You don't have to shout. It doesn't make your statement any more correct.
Who said that this has to happen immediately? Apple could implement the changes by the end of next year but meanwhile comply with the injunction immediately in the next week.
Are you saying that the courts can dictate how Apple can run their business? We are not the EU. The courts can only dictate Apple what they can't do when running their business. Apple is not a public utility. Apple can make changes to their business model in order to adapt to external changes, as they see fit, so long a those change do not violate any existing laws or court orders. The revenue from their commission pays for the 90% of free apps in the Apple App Store. As revenue from their commission decreases due to the changes made to comply with this ruling, Apple is allow to change their business model. The courts can not force Apple to operate their app store at a loss or dictate how much profit they are allow to have. In order for that to happen, the courts have to prove that Apple is a monopoly (under US anti-trust laws) and is abusing that monopoly. We don't go by the BS "gatekeeper" label.

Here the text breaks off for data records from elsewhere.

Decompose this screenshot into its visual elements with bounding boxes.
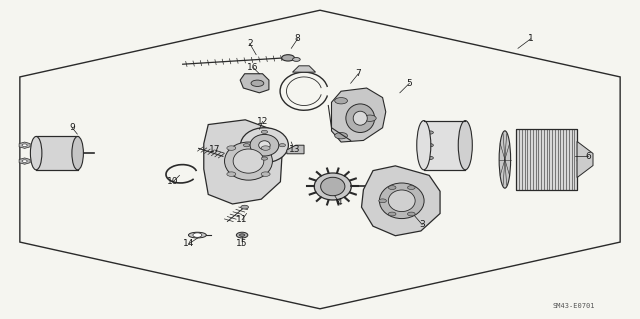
Ellipse shape (346, 104, 374, 132)
Circle shape (408, 186, 415, 189)
Circle shape (241, 205, 248, 209)
Circle shape (261, 130, 268, 133)
Polygon shape (20, 10, 620, 309)
Circle shape (227, 172, 236, 176)
Circle shape (227, 146, 236, 150)
Circle shape (388, 212, 396, 216)
Ellipse shape (499, 131, 511, 188)
Polygon shape (19, 158, 30, 164)
Polygon shape (204, 120, 282, 204)
Text: 17: 17 (209, 145, 220, 154)
Circle shape (193, 233, 202, 237)
Circle shape (261, 146, 270, 150)
Circle shape (335, 132, 348, 139)
Ellipse shape (241, 128, 289, 163)
Circle shape (427, 156, 433, 160)
Polygon shape (287, 145, 304, 154)
FancyBboxPatch shape (36, 137, 77, 170)
Circle shape (282, 55, 294, 61)
Polygon shape (577, 141, 593, 178)
Text: 10: 10 (168, 177, 179, 186)
Text: 2: 2 (247, 39, 253, 48)
Text: 8: 8 (295, 34, 301, 43)
Ellipse shape (188, 232, 206, 238)
Circle shape (427, 131, 433, 134)
Text: 1: 1 (528, 34, 534, 43)
Ellipse shape (321, 177, 345, 196)
Text: 16: 16 (247, 63, 259, 72)
Ellipse shape (388, 190, 415, 211)
Ellipse shape (250, 134, 279, 156)
Polygon shape (332, 88, 386, 142)
FancyBboxPatch shape (424, 121, 465, 170)
Polygon shape (292, 66, 316, 72)
Text: 12: 12 (257, 117, 268, 126)
Ellipse shape (72, 137, 83, 170)
Text: 14: 14 (184, 239, 195, 248)
Ellipse shape (353, 111, 367, 125)
Circle shape (335, 98, 348, 104)
Circle shape (239, 234, 244, 236)
Polygon shape (19, 142, 30, 148)
Circle shape (22, 144, 27, 146)
Ellipse shape (259, 141, 270, 150)
Circle shape (427, 144, 433, 147)
Ellipse shape (417, 121, 431, 170)
Text: 13: 13 (289, 145, 300, 154)
Circle shape (236, 232, 248, 238)
Text: 3: 3 (419, 220, 425, 229)
Ellipse shape (458, 121, 472, 170)
Text: 7: 7 (355, 69, 361, 78)
Ellipse shape (314, 173, 351, 200)
Circle shape (279, 144, 285, 147)
Circle shape (364, 115, 376, 122)
Circle shape (408, 212, 415, 216)
Ellipse shape (380, 183, 424, 219)
Text: 5: 5 (406, 79, 412, 88)
Circle shape (22, 160, 27, 162)
Circle shape (388, 186, 396, 189)
Ellipse shape (233, 149, 264, 173)
Polygon shape (362, 166, 440, 236)
Circle shape (261, 157, 268, 160)
Ellipse shape (225, 142, 273, 180)
Text: SM43-E0701: SM43-E0701 (552, 303, 595, 309)
Text: 6: 6 (586, 152, 591, 161)
Circle shape (243, 144, 250, 147)
Text: 11: 11 (236, 215, 248, 224)
Text: 9: 9 (69, 123, 75, 132)
Circle shape (292, 57, 300, 61)
Circle shape (261, 172, 270, 176)
Ellipse shape (30, 137, 42, 170)
FancyBboxPatch shape (516, 129, 577, 190)
Circle shape (251, 80, 264, 86)
Circle shape (379, 199, 387, 203)
Text: 4: 4 (337, 198, 342, 207)
Polygon shape (240, 74, 269, 93)
Text: 15: 15 (236, 239, 248, 248)
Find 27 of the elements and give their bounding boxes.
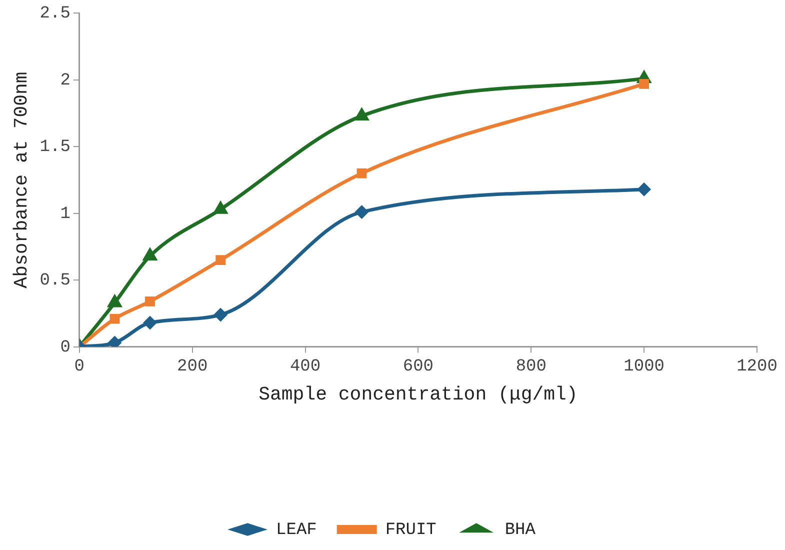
x-tick-label: 200 — [177, 358, 208, 376]
x-tick-label: 400 — [290, 358, 321, 376]
x-tick-label: 600 — [402, 358, 434, 376]
point — [356, 168, 367, 178]
y-tick-label: 2.5 — [40, 4, 70, 24]
legend-label: LEAF — [276, 521, 317, 540]
x-tick-label: 800 — [516, 358, 546, 376]
y-axis-title: Absorbance at 700nm — [10, 72, 32, 288]
y-tick-label: 1.5 — [40, 138, 70, 158]
x-tick-label: 1000 — [624, 358, 664, 376]
x-tick-label: 0 — [74, 358, 85, 376]
y-tick-label: 0 — [60, 338, 70, 358]
y-tick-label: 1 — [60, 204, 70, 224]
point — [637, 182, 652, 196]
point — [216, 255, 226, 266]
point — [354, 205, 369, 220]
point — [639, 78, 650, 89]
x-axis-title: Sample concentration (μg/ml) — [258, 384, 578, 406]
legend-label: BHA — [504, 521, 536, 540]
legend-label: FRUIT — [385, 521, 436, 540]
x-tick-label: 1200 — [736, 358, 778, 376]
point — [110, 314, 120, 324]
y-tick-label: 2 — [60, 71, 70, 90]
point — [145, 296, 155, 306]
point — [214, 308, 228, 322]
y-tick-label: 0.5 — [40, 272, 70, 291]
point — [142, 316, 157, 330]
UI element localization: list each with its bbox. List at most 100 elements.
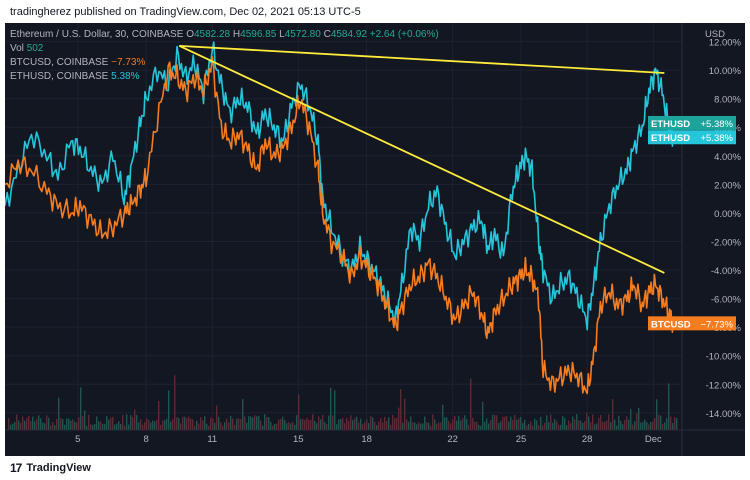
y-axis-unit: USD bbox=[705, 29, 725, 40]
volume-bar bbox=[406, 419, 408, 430]
x-tick-label: 28 bbox=[582, 434, 593, 445]
volume-bar bbox=[294, 424, 296, 430]
volume-bar bbox=[476, 421, 478, 430]
volume-bar bbox=[402, 422, 404, 430]
volume-bar bbox=[592, 414, 594, 430]
volume-bar bbox=[320, 419, 322, 430]
volume-bar bbox=[382, 422, 384, 430]
volume-bar bbox=[310, 420, 312, 430]
volume-bar bbox=[546, 415, 548, 430]
volume-bar bbox=[580, 420, 582, 430]
volume-bar bbox=[452, 419, 454, 430]
volume-bar bbox=[648, 424, 650, 430]
volume-bar bbox=[444, 417, 446, 430]
volume-bar bbox=[212, 418, 214, 430]
volume-bar bbox=[78, 417, 80, 430]
volume-bar bbox=[64, 424, 66, 430]
legend-main-title: Ethereum / U.S. Dollar, 30, COINBASE O45… bbox=[10, 29, 439, 40]
volume-bar bbox=[202, 420, 204, 430]
trendline-1[interactable] bbox=[179, 44, 665, 74]
volume-bar bbox=[394, 418, 396, 430]
volume-bar bbox=[38, 415, 40, 430]
volume-bar bbox=[262, 425, 264, 430]
volume-bar bbox=[56, 419, 58, 430]
volume-bar bbox=[602, 421, 604, 430]
series-line-ethusd bbox=[4, 41, 674, 331]
volume-bar bbox=[84, 410, 86, 430]
volume-bar bbox=[120, 423, 122, 430]
volume-bar bbox=[148, 419, 150, 430]
volume-bar bbox=[492, 414, 494, 430]
volume-bar bbox=[290, 423, 292, 430]
volume-bar bbox=[204, 416, 206, 430]
price-label-btcusd bbox=[648, 316, 736, 331]
chart-panel[interactable]: 12.00%10.00%8.00%6.00%4.00%2.00%0.00%-2.… bbox=[4, 23, 745, 456]
volume-bar bbox=[566, 425, 568, 430]
volume-bar bbox=[106, 416, 108, 430]
volume-bar bbox=[496, 415, 498, 430]
volume-bar bbox=[74, 421, 76, 430]
volume-bar bbox=[522, 423, 524, 430]
volume-bar bbox=[264, 414, 266, 430]
volume-bar bbox=[388, 417, 390, 430]
legend-series-name: ETHUSD, COINBASE bbox=[10, 71, 111, 82]
volume-bar bbox=[194, 425, 196, 430]
volume-bar bbox=[62, 418, 64, 430]
volume-bar bbox=[288, 422, 290, 430]
volume-bar bbox=[558, 424, 560, 430]
volume-bar bbox=[126, 414, 128, 430]
volume-bar bbox=[440, 422, 442, 430]
y-tick-label: -4.00% bbox=[711, 266, 742, 277]
volume-bar bbox=[554, 418, 556, 430]
volume-bar bbox=[118, 421, 120, 430]
chart-svg[interactable]: 12.00%10.00%8.00%6.00%4.00%2.00%0.00%-2.… bbox=[4, 23, 745, 456]
volume-bar bbox=[626, 416, 628, 430]
volume-bar bbox=[252, 417, 254, 430]
volume-bar bbox=[344, 423, 346, 430]
volume-bar bbox=[168, 390, 170, 430]
volume-bar bbox=[30, 421, 32, 430]
volume-bar bbox=[658, 414, 660, 430]
volume-bar bbox=[556, 421, 558, 430]
price-label-symbol: ETHUSD bbox=[651, 133, 690, 144]
volume-bar bbox=[330, 387, 332, 430]
y-tick-label: -14.00% bbox=[706, 409, 742, 420]
volume-bar bbox=[668, 383, 670, 430]
volume-bar bbox=[230, 415, 232, 430]
volume-bar bbox=[598, 417, 600, 430]
volume-bar bbox=[132, 417, 134, 430]
volume-bar bbox=[528, 423, 530, 430]
volume-bar bbox=[578, 420, 580, 430]
legend-volume-value: 502 bbox=[27, 43, 44, 54]
volume-bar bbox=[488, 423, 490, 430]
volume-bar bbox=[276, 423, 278, 430]
volume-bar bbox=[650, 422, 652, 430]
volume-bar bbox=[372, 417, 374, 430]
volume-bar bbox=[44, 423, 46, 430]
trendline-2[interactable] bbox=[178, 45, 665, 274]
price-label-value: +5.38% bbox=[701, 133, 734, 144]
volume-bar bbox=[104, 423, 106, 430]
trendlines[interactable] bbox=[178, 44, 665, 274]
volume-bar bbox=[570, 423, 572, 430]
y-tick-label: 4.00% bbox=[714, 152, 741, 163]
volume-bar bbox=[674, 417, 676, 430]
x-axis[interactable]: 5 8 11 15 18 22 25 28 Dec bbox=[5, 429, 745, 445]
volume-bar bbox=[470, 378, 472, 430]
volume-bar bbox=[520, 417, 522, 430]
price-label-value: −7.73% bbox=[701, 319, 734, 330]
volume-bar bbox=[240, 419, 242, 430]
volume-bar bbox=[198, 423, 200, 430]
volume-bar bbox=[618, 415, 620, 430]
volume-bar bbox=[676, 418, 678, 430]
volume-bar bbox=[302, 418, 304, 430]
volume-bar bbox=[16, 414, 18, 430]
volume-bar bbox=[612, 399, 614, 430]
volume-bar bbox=[500, 421, 502, 430]
volume-bar bbox=[124, 425, 126, 430]
volume-bar bbox=[392, 414, 394, 430]
volume-bar bbox=[218, 416, 220, 430]
volume-bar bbox=[536, 420, 538, 430]
volume-bar bbox=[42, 422, 44, 430]
volume-bar bbox=[576, 414, 578, 430]
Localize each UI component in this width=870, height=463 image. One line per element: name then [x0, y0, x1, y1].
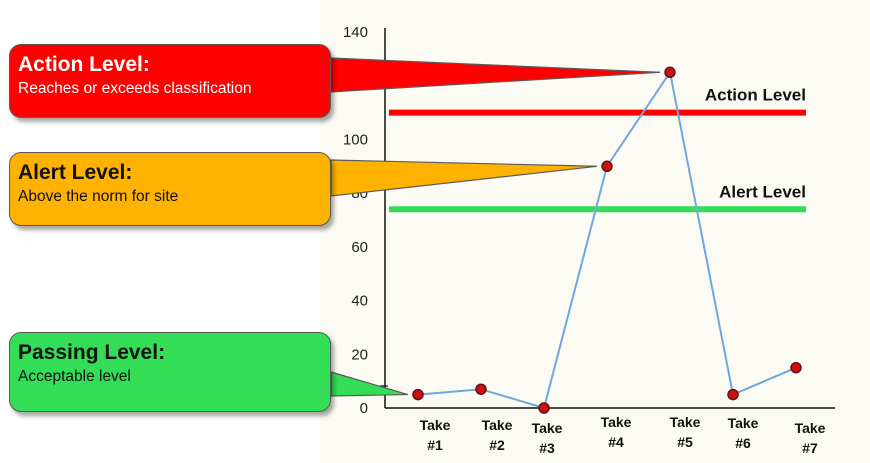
callout-pointer-action [330, 57, 661, 93]
data-point [475, 383, 487, 395]
callout-passing-level: Passing Level: Acceptable level [9, 332, 331, 412]
x-tick-label: Take #6 [728, 415, 759, 451]
x-tick-label: Take #3 [532, 420, 563, 456]
callout-pointers [330, 57, 661, 397]
category-labels: Take #1 Take #2 Take #3 Take #4 Take #5 Take #6 Take… [420, 414, 826, 456]
callout-action-level: Action Level: Reaches or exceeds classif… [9, 44, 331, 118]
callout-alert-subtitle: Above the norm for site [18, 188, 179, 205]
x-tick-label: Take #4 [601, 414, 632, 450]
data-point [538, 402, 550, 414]
x-tick-label: Take #7 [795, 420, 826, 456]
data-point [601, 160, 613, 173]
reference-line-label: Alert Level [719, 182, 806, 201]
y-tick-label: 40 [351, 293, 368, 310]
data-point [790, 361, 802, 374]
callout-pointer-passing [330, 371, 409, 397]
reference-line-label: Action Level [705, 86, 806, 105]
x-tick-label: Take #1 [420, 417, 451, 453]
callout-action-subtitle: Reaches or exceeds classification [18, 80, 252, 97]
y-tick-label: 60 [351, 239, 368, 256]
series-line [417, 69, 797, 410]
x-tick-label: Take #2 [482, 417, 513, 453]
data-point [412, 388, 424, 401]
y-tick-label: 0 [360, 400, 368, 417]
y-tick-label: 100 [343, 131, 368, 148]
data-point [664, 66, 676, 79]
axes: 020406080100120140 [343, 24, 835, 417]
callout-passing-title: Passing Level: [18, 341, 166, 364]
x-tick-label: Take #5 [670, 414, 701, 450]
y-tick-label: 140 [343, 24, 368, 41]
data-point [727, 388, 739, 401]
callout-passing-subtitle: Acceptable level [18, 368, 131, 385]
callout-alert-level: Alert Level: Above the norm for site [9, 152, 331, 226]
callout-pointer-alert [330, 159, 598, 197]
callout-action-title: Action Level: [18, 53, 150, 76]
y-tick-label: 20 [351, 346, 368, 363]
series [412, 66, 802, 414]
reference-lines: Action Level Alert Level [389, 86, 806, 213]
callout-alert-title: Alert Level: [18, 161, 133, 184]
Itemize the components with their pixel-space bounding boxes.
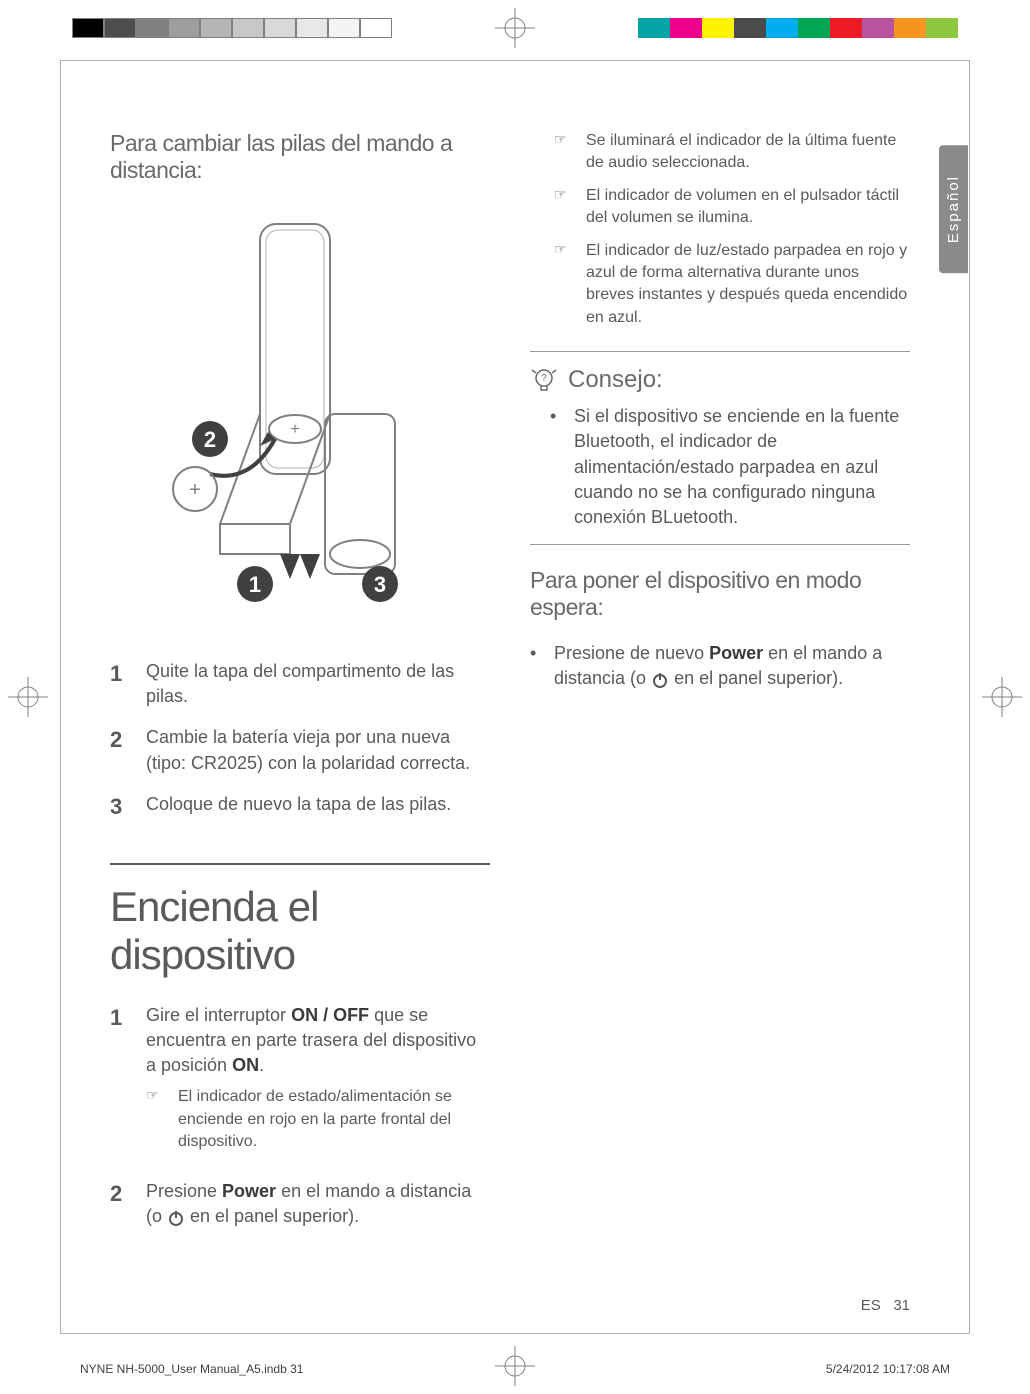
registration-mark-icon (495, 8, 535, 48)
print-file-info: NYNE NH-5000_User Manual_A5.indb 31 (80, 1362, 303, 1376)
battery-steps: 1 Quite la tapa del compartimento de las… (110, 659, 490, 823)
registration-mark-icon (982, 677, 1022, 717)
tip-text: Si el dispositivo se enciende en la fuen… (574, 404, 910, 530)
color-swatch (296, 18, 328, 38)
pointer-icon: ☞ (554, 240, 574, 330)
step-number: 1 (110, 659, 128, 709)
color-swatch (670, 18, 702, 38)
text-part: . (259, 1055, 264, 1075)
color-swatch (360, 18, 392, 38)
color-swatch (328, 18, 360, 38)
color-swatch (104, 18, 136, 38)
standby-text: Presione de nuevo Power en el mando a di… (554, 641, 910, 691)
note-text: Se iluminará el indicador de la última f… (586, 130, 910, 175)
print-timestamp: 5/24/2012 10:17:08 AM (826, 1362, 950, 1376)
color-swatch (168, 18, 200, 38)
note-item: ☞ El indicador de volumen en el pulsador… (554, 185, 910, 230)
text-part: en el panel superior). (185, 1206, 359, 1226)
pointer-icon: ☞ (554, 130, 574, 175)
bold-text: Power (222, 1181, 276, 1201)
step-number: 2 (110, 1179, 128, 1229)
color-bar-grayscale (72, 18, 392, 38)
page-number: 31 (893, 1297, 910, 1314)
pointer-icon: ☞ (554, 185, 574, 230)
color-swatch (264, 18, 296, 38)
note-item: ☞ El indicador de luz/estado parpadea en… (554, 240, 910, 330)
registration-mark-icon (8, 677, 48, 717)
heading-standby: Para poner el dispositivo en modo espera… (530, 567, 910, 621)
bullet-icon: • (530, 641, 540, 691)
left-column: Para cambiar las pilas del mando a dista… (110, 130, 490, 1270)
language-tab: Español (939, 145, 968, 273)
color-swatch (830, 18, 862, 38)
bold-text: ON (232, 1055, 259, 1075)
step-number: 1 (110, 1003, 128, 1164)
page-footer: ES 31 (861, 1297, 910, 1314)
heading-change-batteries: Para cambiar las pilas del mando a dista… (110, 130, 490, 184)
tip-label: Consejo: (568, 366, 663, 394)
step-item: 2 Presione Power en el mando a distancia… (110, 1179, 490, 1229)
turnon-steps: 1 Gire el interruptor ON / OFF que se en… (110, 1003, 490, 1230)
note-item: ☞ Se iluminará el indicador de la última… (554, 130, 910, 175)
standby-bullet: • Presione de nuevo Power en el mando a … (530, 641, 910, 691)
step-text: Cambie la batería vieja por una nueva (t… (146, 725, 490, 775)
power-icon (651, 671, 669, 689)
power-icon (167, 1209, 185, 1227)
svg-text:3: 3 (374, 572, 386, 597)
step-item: 1 Gire el interruptor ON / OFF que se en… (110, 1003, 490, 1164)
step-number: 3 (110, 792, 128, 823)
tip-bullet: • Si el dispositivo se enciende en la fu… (550, 404, 910, 530)
note-text: El indicador de volumen en el pulsador t… (586, 185, 910, 230)
text-part: Gire el interruptor (146, 1005, 291, 1025)
color-swatch (72, 18, 104, 38)
step-item: 1 Quite la tapa del compartimento de las… (110, 659, 490, 709)
step-text: Gire el interruptor ON / OFF que se encu… (146, 1003, 490, 1164)
svg-text:?: ? (541, 373, 547, 384)
color-swatch (766, 18, 798, 38)
step-number: 2 (110, 725, 128, 775)
step-text: Presione Power en el mando a distancia (… (146, 1179, 490, 1229)
color-swatch (862, 18, 894, 38)
page-content: Para cambiar las pilas del mando a dista… (110, 130, 920, 1270)
color-swatch (926, 18, 958, 38)
svg-text:2: 2 (204, 427, 216, 452)
heading-turn-on: Encienda el dispositivo (110, 863, 490, 979)
print-footer: NYNE NH-5000_User Manual_A5.indb 31 5/24… (80, 1362, 950, 1376)
step-item: 3 Coloque de nuevo la tapa de las pilas. (110, 792, 490, 823)
pointer-icon: ☞ (146, 1086, 166, 1153)
step-text: Coloque de nuevo la tapa de las pilas. (146, 792, 490, 823)
color-swatch (136, 18, 168, 38)
note-text: El indicador de estado/alimentación se e… (178, 1086, 490, 1153)
color-swatch (638, 18, 670, 38)
step-item: 2 Cambie la batería vieja por una nueva … (110, 725, 490, 775)
text-part: Presione de nuevo (554, 643, 709, 663)
lightbulb-icon: ? (530, 366, 558, 394)
bold-text: ON / OFF (291, 1005, 369, 1025)
color-swatch (734, 18, 766, 38)
bold-text: Power (709, 643, 763, 663)
color-swatch (894, 18, 926, 38)
right-column: ☞ Se iluminará el indicador de la última… (530, 130, 910, 1270)
color-swatch (798, 18, 830, 38)
color-swatch (200, 18, 232, 38)
lang-code: ES (861, 1297, 881, 1314)
bullet-icon: • (550, 404, 560, 530)
remote-battery-figure: + + 2 1 3 (150, 214, 430, 619)
svg-text:1: 1 (249, 572, 261, 597)
note-item: ☞ El indicador de estado/alimentación se… (146, 1086, 490, 1153)
printer-marks-top (0, 0, 1030, 58)
text-part: Presione (146, 1181, 222, 1201)
text-part: en el panel superior). (669, 668, 843, 688)
svg-text:+: + (189, 479, 201, 501)
tip-heading: ? Consejo: (530, 366, 910, 394)
note-text: El indicador de luz/estado parpadea en r… (586, 240, 910, 330)
step-text: Quite la tapa del compartimento de las p… (146, 659, 490, 709)
color-swatch (702, 18, 734, 38)
color-bar-color (638, 18, 958, 38)
svg-text:+: + (290, 421, 299, 438)
color-swatch (232, 18, 264, 38)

But I have to ask this. If the courts find that a 30% commission is considered "supra-competitive operating margins", then what is it when Epic Games charges $10 (20 Fortnite Bucks) for a "cool" virtual outfit that cost no more to make and let the player have, than the virtual outfits the players gets to use for free. That margin got to be over 2X more than Apple 30% commission. And Epic have no competition with their Fortnite Store.
If this case involved Google instead of Apple, then I can see Google not being able to or having a much harder time, making such changes. Why? Because the courts determined that Google is a monopoly and that Google is abusing that monopoly.